Editor’s Note: Today in Smart Money Monday, Thompson Clark sits down with Mauldin Economics publisher Ed D’Agostino to discuss three of his top stock picks for 2022, how inflation could affect his Wealth Accelerator strategy, and how investors can better prepare for the year ahead.
Ed D’Agostino: You’re coming off an exciting year, Thompson. You joined Mauldin Economics, launched Smart Money Monday and High Conviction Investor, and introduced readers to your Wealth Accelerator strategy. Tell me, what can this strategy do for investors in the coming year?
Thompson Clark: Great question. The Wealth Accelerator strategy works in all types of markets—up, down, bull, and bear—because it hinges on allocating a small portion of your overall portfolio to fast-growing companies run by savvy owner-operators. And most critically, these stocks need to be underpriced, or I don’t bother.
Truth be told, I don’t spend much time predicting what the broader market will do next because we’re not buying the market or an index fund. We only buy individual companies.
Ed: Right, but market trends still affect individual stocks. I’m sure you don’t ignore them entirely.
Thompson: Of course not.
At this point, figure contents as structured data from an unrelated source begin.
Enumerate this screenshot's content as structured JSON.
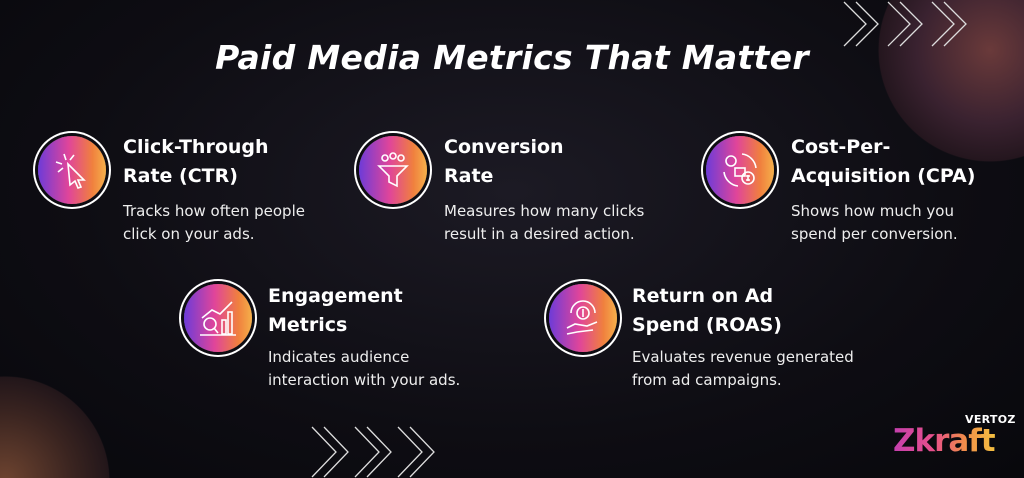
{
  "title": "Paid Media Metrics That Matter",
  "cards": [
    {
      "title1": "Click-Through",
      "title2": "Rate (CTR)",
      "desc1": "Tracks how often people",
      "desc2": "click on your ads.",
      "icon": "cursor-click-icon"
    },
    {
      "title1": "Conversion",
      "title2": "Rate",
      "desc1": "Measures how many clicks",
      "desc2": "result in a desired action.",
      "icon": "funnel-people-icon"
    },
    {
      "title1": "Cost-Per-",
      "title2": "Acquisition (CPA)",
      "desc1": "Shows how much you",
      "desc2": "spend per conversion.",
      "icon": "gear-dollar-cycle-icon"
    },
    {
      "title1": "Engagement",
      "title2": "Metrics",
      "desc1": "Indicates audience",
      "desc2": "interaction with your ads.",
      "icon": "analytics-chart-icon"
    },
    {
      "title1": "Return on Ad",
      "title2": "Spend (ROAS)",
      "desc1": "Evaluates revenue generated",
      "desc2": "from ad campaigns.",
      "icon": "hand-coin-return-icon"
    }
  ],
  "logo": {
    "top": "VERTOZ",
    "main": "Zkraft"
  },
  "colors": {
    "gradient_start": "#6d3bd8",
    "gradient_mid": "#e0459a",
    "gradient_end": "#f5b04a"
  }
}
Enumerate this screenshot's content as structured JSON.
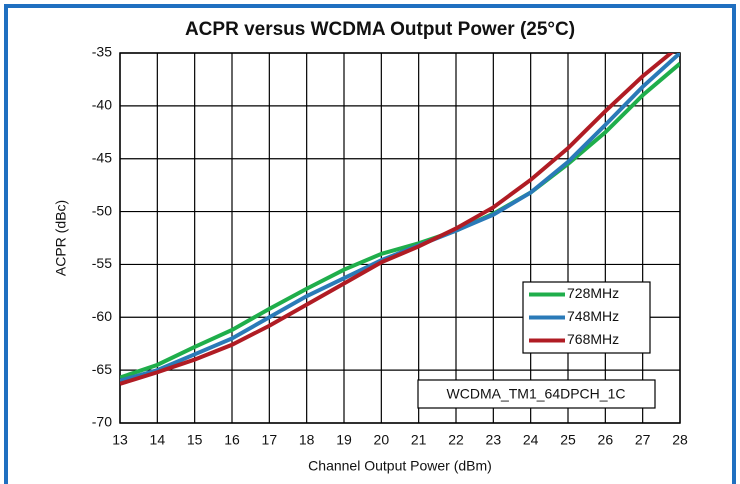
{
  "chart_data": {
    "type": "line",
    "title": "ACPR versus WCDMA Output Power (25°C)",
    "x_label": "Channel Output Power (dBm)",
    "y_label": "ACPR (dBc)",
    "annotation": "WCDMA_TM1_64DPCH_1C",
    "x": [
      13,
      14,
      15,
      16,
      17,
      18,
      19,
      20,
      21,
      22,
      23,
      24,
      25,
      26,
      27,
      28
    ],
    "series": [
      {
        "name": "728MHz",
        "color": "#1fae4b",
        "values": [
          -65.7,
          -64.5,
          -62.8,
          -61.2,
          -59.2,
          -57.3,
          -55.5,
          -54.0,
          -53.0,
          -51.8,
          -50.2,
          -48.2,
          -45.5,
          -42.5,
          -39.0,
          -36.0
        ]
      },
      {
        "name": "748MHz",
        "color": "#2a7ab8",
        "values": [
          -66.0,
          -65.0,
          -63.5,
          -62.0,
          -60.0,
          -58.0,
          -56.3,
          -54.6,
          -53.2,
          -51.8,
          -50.3,
          -48.2,
          -45.3,
          -41.8,
          -38.2,
          -35.0
        ]
      },
      {
        "name": "768MHz",
        "color": "#b01c24",
        "values": [
          -66.3,
          -65.2,
          -64.0,
          -62.6,
          -60.8,
          -58.8,
          -56.8,
          -54.8,
          -53.3,
          -51.6,
          -49.6,
          -47.0,
          -44.0,
          -40.5,
          -37.2,
          -34.3
        ]
      }
    ],
    "xlim": [
      13,
      28
    ],
    "xticks": [
      13,
      14,
      15,
      16,
      17,
      18,
      19,
      20,
      21,
      22,
      23,
      24,
      25,
      26,
      27,
      28
    ],
    "ylim": [
      -70,
      -35
    ],
    "yticks": [
      -70,
      -65,
      -60,
      -55,
      -50,
      -45,
      -40,
      -35
    ],
    "grid": true,
    "legend": "lower right"
  }
}
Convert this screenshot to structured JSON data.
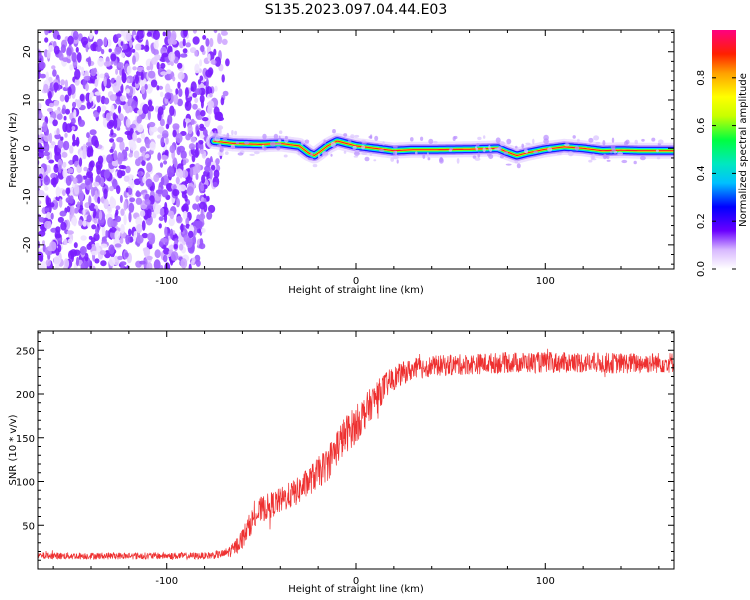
{
  "title": "S135.2023.097.04.44.E03",
  "colors": {
    "snr_line": "#ee3030",
    "track": "#ff2020"
  },
  "chart_data": [
    {
      "type": "heatmap",
      "xlabel": "Height of straight line (km)",
      "ylabel": "Frequency (Hz)",
      "xlim": [
        -168,
        168
      ],
      "ylim": [
        -25,
        24.5
      ],
      "xticks": [
        -100,
        0,
        100
      ],
      "yticks": [
        -20,
        -10,
        0,
        10,
        20
      ],
      "colorbar": {
        "label": "Normalized spectral amplitude",
        "range": [
          0,
          1
        ],
        "ticks": [
          0.0,
          0.2,
          0.4,
          0.6,
          0.8
        ],
        "colormap": "rainbow"
      },
      "noise_region_x": [
        -168,
        -70
      ],
      "track": {
        "x": [
          -75,
          -65,
          -50,
          -40,
          -30,
          -25,
          -22,
          -20,
          -15,
          -10,
          -5,
          0,
          10,
          20,
          30,
          40,
          60,
          75,
          80,
          85,
          90,
          100,
          110,
          120,
          130,
          140,
          150,
          168
        ],
        "freq": [
          1.5,
          1,
          0.8,
          1,
          0.5,
          -1,
          -1.5,
          -1,
          0.5,
          1.5,
          1,
          0.5,
          0,
          -0.5,
          -0.3,
          -0.3,
          -0.2,
          0,
          -0.8,
          -1.5,
          -1,
          -0.2,
          0.3,
          0,
          -0.5,
          -0.4,
          -0.5,
          -0.5
        ]
      }
    },
    {
      "type": "line",
      "xlabel": "Height of straight line (km)",
      "ylabel": "SNR (10 * v/v)",
      "xlim": [
        -168,
        168
      ],
      "ylim": [
        0,
        272
      ],
      "xticks": [
        -100,
        0,
        100
      ],
      "yticks": [
        50,
        100,
        150,
        200,
        250
      ],
      "series": [
        {
          "x": [
            -168,
            -140,
            -100,
            -80,
            -70,
            -65,
            -60,
            -55,
            -50,
            -40,
            -30,
            -20,
            -15,
            -10,
            -5,
            0,
            5,
            10,
            15,
            20,
            25,
            30,
            40,
            60,
            80,
            100,
            120,
            140,
            168
          ],
          "mean": [
            15,
            15,
            15,
            15,
            17,
            22,
            35,
            55,
            68,
            78,
            90,
            110,
            120,
            140,
            155,
            165,
            180,
            195,
            208,
            218,
            224,
            228,
            232,
            234,
            236,
            236,
            236,
            235,
            236
          ],
          "noise": [
            4,
            4,
            4,
            4,
            5,
            8,
            12,
            14,
            15,
            15,
            16,
            18,
            20,
            22,
            22,
            22,
            20,
            18,
            16,
            14,
            13,
            13,
            12,
            12,
            12,
            12,
            12,
            12,
            12
          ]
        }
      ]
    }
  ]
}
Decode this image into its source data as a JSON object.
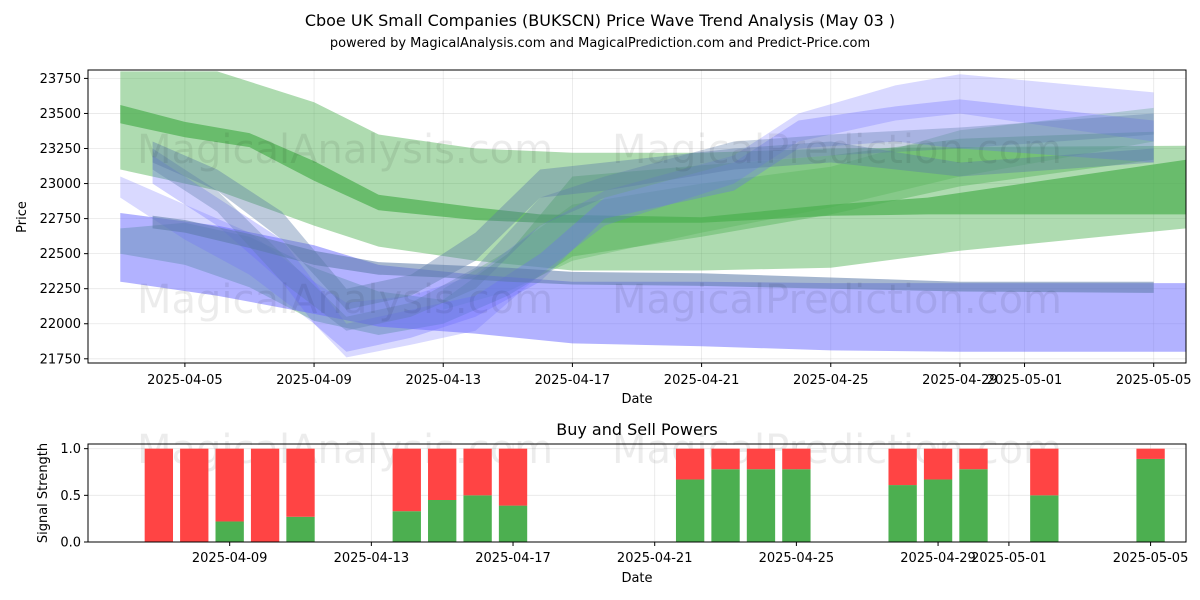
{
  "figure": {
    "title_line1": "Cboe UK Small Companies (BUKSCN) Price Wave Trend Analysis (May 03 )",
    "title_line2": "powered by MagicalAnalysis.com and MagicalPrediction.com and Predict-Price.com",
    "watermarks": [
      "MagicalAnalysis.com",
      "MagicalPrediction.com"
    ]
  },
  "chart_data": [
    {
      "type": "area",
      "name": "price-wave-chart",
      "xlabel": "Date",
      "ylabel": "Price",
      "x_range": [
        "2025-04-02",
        "2025-05-06"
      ],
      "ylim": [
        21720,
        23810
      ],
      "x_ticks": [
        "2025-04-05",
        "2025-04-09",
        "2025-04-13",
        "2025-04-17",
        "2025-04-21",
        "2025-04-25",
        "2025-04-29",
        "2025-05-01",
        "2025-05-05"
      ],
      "y_ticks": [
        21750,
        22000,
        22250,
        22500,
        22750,
        23000,
        23250,
        23500,
        23750
      ],
      "grid": true,
      "colors": {
        "green": "#4caf50",
        "blue": "#6666ff",
        "slate": "#5b7aa8"
      },
      "bands": [
        {
          "color": "green",
          "opacity": 0.45,
          "x": [
            "2025-04-03",
            "2025-04-06",
            "2025-04-09",
            "2025-04-11",
            "2025-04-14",
            "2025-04-17",
            "2025-04-21",
            "2025-04-25",
            "2025-04-29",
            "2025-05-06"
          ],
          "upper": [
            23800,
            23800,
            23580,
            23350,
            23250,
            23220,
            23220,
            23250,
            23260,
            23270
          ],
          "lower": [
            23100,
            22950,
            22700,
            22550,
            22450,
            22380,
            22380,
            22400,
            22520,
            22680
          ]
        },
        {
          "color": "green",
          "opacity": 0.4,
          "x": [
            "2025-04-03",
            "2025-04-05",
            "2025-04-07",
            "2025-04-09",
            "2025-04-11",
            "2025-04-13",
            "2025-04-15",
            "2025-04-17",
            "2025-04-21",
            "2025-04-25",
            "2025-04-29",
            "2025-05-05"
          ],
          "upper": [
            22680,
            22720,
            22620,
            22400,
            22230,
            22170,
            22500,
            23050,
            23130,
            23200,
            23320,
            23370
          ],
          "lower": [
            22500,
            22420,
            22260,
            22020,
            21920,
            22000,
            22200,
            22480,
            22620,
            22780,
            22980,
            23170
          ]
        },
        {
          "color": "green",
          "opacity": 0.3,
          "x": [
            "2025-04-13",
            "2025-04-15",
            "2025-04-17",
            "2025-04-21",
            "2025-04-25",
            "2025-04-29",
            "2025-05-05"
          ],
          "upper": [
            22250,
            22520,
            22850,
            23000,
            23120,
            23380,
            23540
          ],
          "lower": [
            22100,
            22230,
            22450,
            22650,
            22830,
            23050,
            23300
          ]
        },
        {
          "color": "green",
          "opacity": 0.7,
          "x": [
            "2025-04-03",
            "2025-04-05",
            "2025-04-07",
            "2025-04-09",
            "2025-04-11",
            "2025-04-14",
            "2025-04-16",
            "2025-04-21",
            "2025-04-25",
            "2025-04-28",
            "2025-05-06"
          ],
          "upper": [
            23560,
            23440,
            23360,
            23160,
            22920,
            22830,
            22780,
            22760,
            22850,
            22900,
            23170
          ],
          "lower": [
            23430,
            23330,
            23260,
            23020,
            22810,
            22740,
            22720,
            22720,
            22770,
            22780,
            22780
          ]
        },
        {
          "color": "blue",
          "opacity": 0.5,
          "x": [
            "2025-04-03",
            "2025-04-06",
            "2025-04-09",
            "2025-04-11",
            "2025-04-14",
            "2025-04-17",
            "2025-04-21",
            "2025-04-25",
            "2025-04-29",
            "2025-05-06"
          ],
          "upper": [
            22790,
            22700,
            22560,
            22420,
            22350,
            22300,
            22300,
            22290,
            22290,
            22290
          ],
          "lower": [
            22300,
            22200,
            22070,
            21980,
            21930,
            21860,
            21840,
            21810,
            21800,
            21800
          ]
        },
        {
          "color": "blue",
          "opacity": 0.25,
          "x": [
            "2025-04-03",
            "2025-04-05",
            "2025-04-07",
            "2025-04-09",
            "2025-04-10",
            "2025-04-12",
            "2025-04-14",
            "2025-04-16",
            "2025-04-18",
            "2025-04-22",
            "2025-04-24",
            "2025-04-27",
            "2025-04-29",
            "2025-05-05"
          ],
          "upper": [
            23050,
            22850,
            22650,
            22300,
            22150,
            22200,
            22350,
            22700,
            22950,
            23200,
            23500,
            23700,
            23780,
            23650
          ],
          "lower": [
            22900,
            22600,
            22350,
            22000,
            21760,
            21850,
            21950,
            22350,
            22700,
            23000,
            23300,
            23450,
            23500,
            23300
          ]
        },
        {
          "color": "blue",
          "opacity": 0.3,
          "x": [
            "2025-04-04",
            "2025-04-06",
            "2025-04-08",
            "2025-04-09",
            "2025-04-10",
            "2025-04-12",
            "2025-04-14",
            "2025-04-16",
            "2025-04-18",
            "2025-04-22",
            "2025-04-24",
            "2025-04-27",
            "2025-04-29",
            "2025-05-05"
          ],
          "upper": [
            23200,
            22900,
            22600,
            22300,
            22000,
            22100,
            22200,
            22500,
            22900,
            23150,
            23450,
            23550,
            23600,
            23450
          ],
          "lower": [
            23000,
            22700,
            22300,
            22000,
            21800,
            21900,
            22050,
            22300,
            22750,
            22950,
            23250,
            23300,
            23250,
            23150
          ]
        },
        {
          "color": "slate",
          "opacity": 0.55,
          "x": [
            "2025-04-04",
            "2025-04-05",
            "2025-04-07",
            "2025-04-09",
            "2025-04-11",
            "2025-04-13",
            "2025-04-15",
            "2025-04-17",
            "2025-04-21",
            "2025-04-25",
            "2025-04-29",
            "2025-05-05"
          ],
          "upper": [
            22770,
            22740,
            22640,
            22520,
            22440,
            22420,
            22400,
            22370,
            22360,
            22330,
            22300,
            22300
          ],
          "lower": [
            22680,
            22650,
            22540,
            22420,
            22350,
            22330,
            22300,
            22280,
            22270,
            22250,
            22230,
            22220
          ]
        },
        {
          "color": "slate",
          "opacity": 0.4,
          "x": [
            "2025-04-04",
            "2025-04-06",
            "2025-04-08",
            "2025-04-10",
            "2025-04-12",
            "2025-04-14",
            "2025-04-16",
            "2025-04-18",
            "2025-04-22",
            "2025-04-25",
            "2025-04-29",
            "2025-05-05"
          ],
          "upper": [
            23300,
            23100,
            22800,
            22250,
            22350,
            22650,
            23100,
            23150,
            23250,
            23300,
            23150,
            23250
          ],
          "lower": [
            23150,
            22950,
            22600,
            22100,
            22200,
            22450,
            22900,
            22950,
            23100,
            23150,
            23050,
            23150
          ]
        },
        {
          "color": "slate",
          "opacity": 0.35,
          "x": [
            "2025-04-04",
            "2025-04-06",
            "2025-04-08",
            "2025-04-10",
            "2025-04-12",
            "2025-04-14",
            "2025-04-16",
            "2025-04-18",
            "2025-04-22",
            "2025-04-25",
            "2025-04-29",
            "2025-05-05"
          ],
          "upper": [
            23250,
            22950,
            22500,
            22050,
            22150,
            22400,
            22900,
            23050,
            23300,
            23350,
            23400,
            23500
          ],
          "lower": [
            23100,
            22800,
            22300,
            21950,
            22050,
            22250,
            22700,
            22900,
            23150,
            23200,
            23250,
            23350
          ]
        }
      ]
    },
    {
      "type": "bar",
      "name": "buy-sell-powers-chart",
      "title": "Buy and Sell Powers",
      "xlabel": "Date",
      "ylabel": "Signal Strength",
      "x_range": [
        "2025-04-05",
        "2025-05-06"
      ],
      "ylim": [
        0,
        1.05
      ],
      "x_ticks": [
        "2025-04-09",
        "2025-04-13",
        "2025-04-17",
        "2025-04-21",
        "2025-04-25",
        "2025-04-29",
        "2025-05-01",
        "2025-05-05"
      ],
      "y_ticks": [
        0.0,
        0.5,
        1.0
      ],
      "y_tick_labels": [
        "0.0",
        "0.5",
        "1.0"
      ],
      "grid": true,
      "colors": {
        "buy": "#4caf50",
        "sell": "#ff4444"
      },
      "dates": [
        "2025-04-07",
        "2025-04-08",
        "2025-04-09",
        "2025-04-10",
        "2025-04-11",
        "2025-04-14",
        "2025-04-15",
        "2025-04-16",
        "2025-04-17",
        "2025-04-22",
        "2025-04-23",
        "2025-04-24",
        "2025-04-25",
        "2025-04-28",
        "2025-04-29",
        "2025-04-30",
        "2025-05-02",
        "2025-05-05"
      ],
      "buy": [
        0,
        0,
        0.22,
        0,
        0.27,
        0.33,
        0.45,
        0.5,
        0.39,
        0.67,
        0.78,
        0.78,
        0.78,
        0.61,
        0.67,
        0.78,
        0.5,
        0.89
      ],
      "sell": [
        1,
        1,
        0.78,
        1,
        0.73,
        0.67,
        0.55,
        0.5,
        0.61,
        0.33,
        0.22,
        0.22,
        0.22,
        0.39,
        0.33,
        0.22,
        0.5,
        0.11
      ]
    }
  ]
}
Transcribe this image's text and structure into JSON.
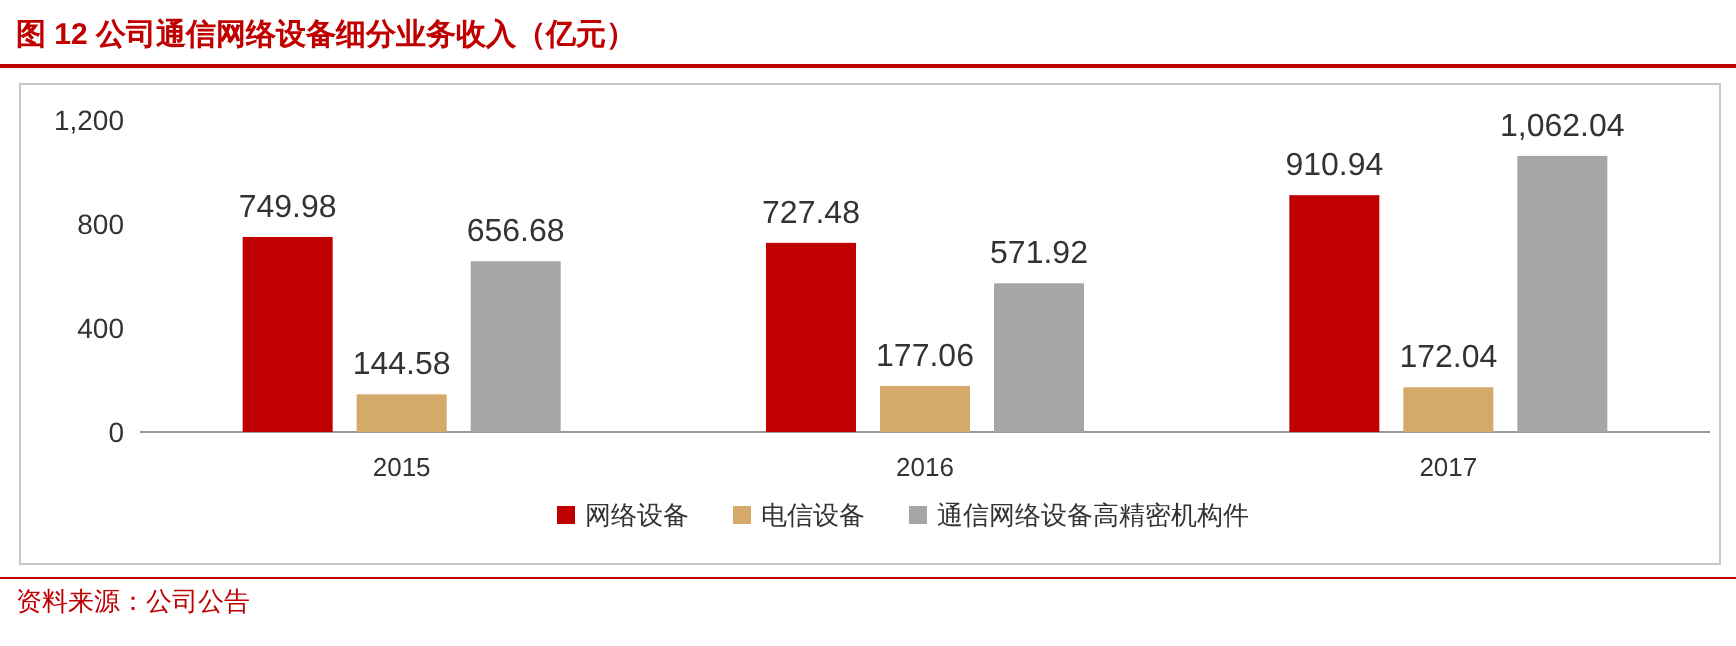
{
  "chart_data": {
    "type": "bar",
    "title": "图 12   公司通信网络设备细分业务收入（亿元）",
    "annotations": [
      "资料来源：公司公告"
    ],
    "categories": [
      "2015",
      "2016",
      "2017"
    ],
    "series": [
      {
        "name": "网络设备",
        "color": "#c00000",
        "values": [
          749.98,
          727.48,
          910.94
        ],
        "value_labels": [
          "749.98",
          "727.48",
          "910.94"
        ]
      },
      {
        "name": "电信设备",
        "color": "#d4a96a",
        "values": [
          144.58,
          177.06,
          172.04
        ],
        "value_labels": [
          "144.58",
          "177.06",
          "172.04"
        ]
      },
      {
        "name": "通信网络设备高精密机构件",
        "color": "#a6a6a6",
        "values": [
          656.68,
          571.92,
          1062.04
        ],
        "value_labels": [
          "656.68",
          "571.92",
          "1,062.04"
        ]
      }
    ],
    "ylim": [
      0,
      1200
    ],
    "yticks": [
      0,
      400,
      800,
      {
        "value": 1200,
        "label": "1,200"
      }
    ],
    "grid": false,
    "legend": "bottom"
  }
}
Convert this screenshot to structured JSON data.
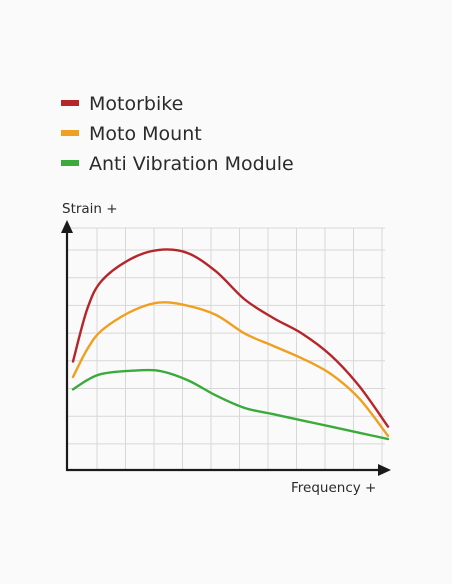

For instance, high growth stocks were valued at nose-bleed levels toward the end of last year. Now the market has cut some of those names down a bit.
Just look at a UiPath (PATH). It’s a major player in robotic process automation and one of my NoCode watchlist names. This is a good, possibly great company. But buying a great company when it’s overpriced is not a great recipe for profits.
At this point, PATH has sunk nearly 40% since its April 2021 IPO, but it still isn’t cheap enough.
I’m excited to see some of these names like PATH pull back more in the short term. Cheaper valuations might make them more appealing—and maybe even good Wealth Accelerator candidates.
Ed: We know you like small-cap stocks because they’re more likely to grow quickly. But there are thousands of small caps. Which sectors should investors look at to find the best opportunities?
Thompson: I’m very much a generalist when it comes to stock ideas. We’ve talked about my stock database before. It’s up to 1,600 companies, and it spans every sector of the market.
That said, you’re more likely to find Wealth Accelerator opportunities in tech and consumer discretionary than in more stable sectors, like small community banks or traditional REITs, or in lottery ticket stocks, like biotech.
Ed: Investors are understandably concerned about inflation right now. What guidance would you give readers looking to profit in this environment?
Thompson: I usually leave the big macro issues to my colleagues. Yet I can’t help but think these high inflation numbers stem from temporary, solvable issues.
What matters most to me, though, is how high inflation impacts potential Wealth Accelerator opportunities. High inflation readings will lead the Fed to increase interest rates. And higher interest rates mean lower valuations for hyper-growth companies… ones that are currently valued on, say, 2035 profits.
All this is to say, I think fundamentals will come back into favor, and valuation will finally start to matter again.
Ed: Moving along—I know you save your most lucrative investment recommendations for High Conviction Investor, but you’ve also recommended quite a few stocks here, like Franchise Group (FRG), which has had a great run. Could you point to three with the most upside potential going forward?
Thompson: You’re right, Franchise Group has had a fantastic run. It’s shot up 62% since I recommended it.
As for my top Smart Money Monday picks right now, I’m still a huge bull on Cleveland-Cliffs (CLF). In the last few years, renegade CEO Lourenco Goncalves has completely transformed the US steel industry. And the stock is trading at around four times 2021 earnings per share, making it one of the cheapest stocks in the US, if not the world.
Earlier this month, Lourenco bought nearly $1 million worth of Cleveland-Cliffs shares. Then other insiders followed his lead, buying another $300,000 worth of shares. This is great stuff. Insiders only buy when they expect the stock price to go up.
Ed: We know you like heavy insider ownership, which you get with CLF. What else should readers look for?
Thompson: Stock buybacks are another great sign. Vistra Energy (VST), a Texas-based utility and another Smart Money Monday recommendation, is repurchasing gobs of its own stock at depressed valuations. I think the stock has the potential to double from here. Granted, that probably won’t happen this year. But over the next few years, it’s highly probable.
You asked for three of my top picks, though. So, I’ll add AT&T (T). It’s a huge company, and not the sort of stock we buy in High Conviction Investor. But it’s still a great opportunity.
Last year was terrible for the stock—it dropped around 15%. But 2022 could be its break-out year. AT&T is set to spin off its Warner Media assets and merge them with Discovery Communications (DISCA). The deal should close sometime in the middle of the year.
Once the ink has dried on that, it should remove a major drag on the stock. And from there, the market should value AT&T as a high-performing, high cash-generating telecom company with a steady dividend.
Ed: Thank you, Thompson. It was pleasure catching up.
Thompson: Thank you, Ed. Always happy to chat.